Membrane technology was widely used in the field of oil-water separation. In the process of water-in-oil emulsion treatment, surface contamination of hydrophobic and lipophilic membranes was a difficult problem. Therefore, the effect of hydrophobic membrane surface micro-rough structure on oil-water separation performance and its anti-fouling behavior has been investigated as a major focus of current research. Superhydrophobic-superoleophilic polyvinylidene fluoride (PVDF) membranes with micron-submicron hierarchical structure were prepared by combining thermally induced phase separation (TIPS) with rolling embossing. The influence of the roller temperature on the structure and performance of the membrane were discussed.
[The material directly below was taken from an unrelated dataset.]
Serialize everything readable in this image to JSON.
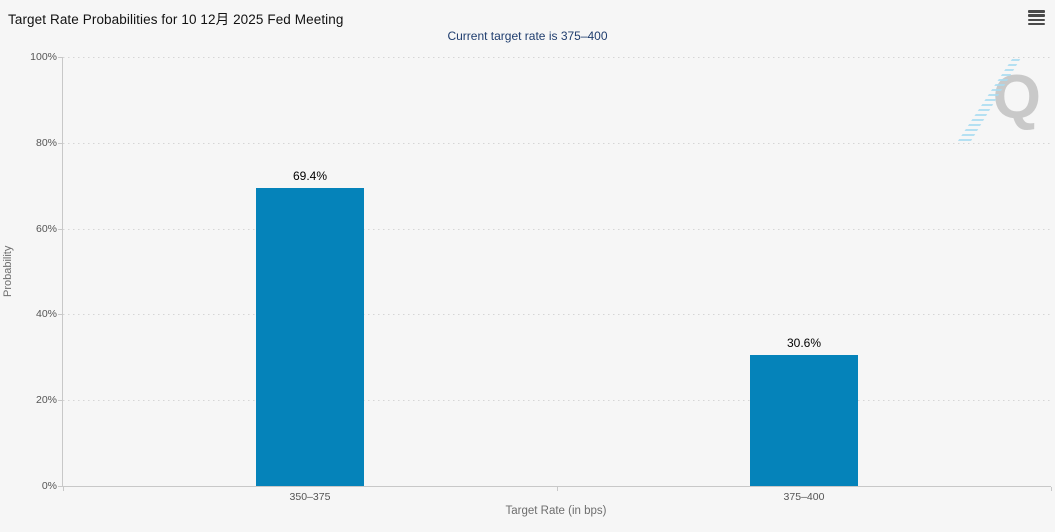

The best achieved superhydrophobicity with a high water contact angle (WCA) of 154.8° and rolling angle (SA) of 1.9°, which was similar with lotus-effect. Meanwhile, the N2 flux was 197 L m−2 s−1 and LEP was 4.08 bar. Besides, the tensile strength of PVDF membrane was 1.89 MPa. The embossed membrane showed good lipophilicity, and the residence time of kerosene on the membrane surface was only 0.14 s. PVDF membranes with lotus leaf effect showed excellent demulsification performance and high recyclability in water in oil emulsion. The oil flux and rejection rate were 1258 L m−2 h−1 and 99.14%, respectively. In the separation experiment of PVDF membranes in diesel emulsion containing inorganic pollutant CaCO3, the results showed that the anti-fouling effect of PVDF membranes by cross-flow filtration method was obviously better than that by dead-end filtration method. When the operating temperature and pressure were 0.1 MPa and 45 °C, respectively, embossed membrane showed relatively excellent separation performance in cross-flow filtration. This study provided some guidance for the anti-fouling performance of roughened surface superhydrophobic-superoelophilicity membrane in oil-water separation experiment.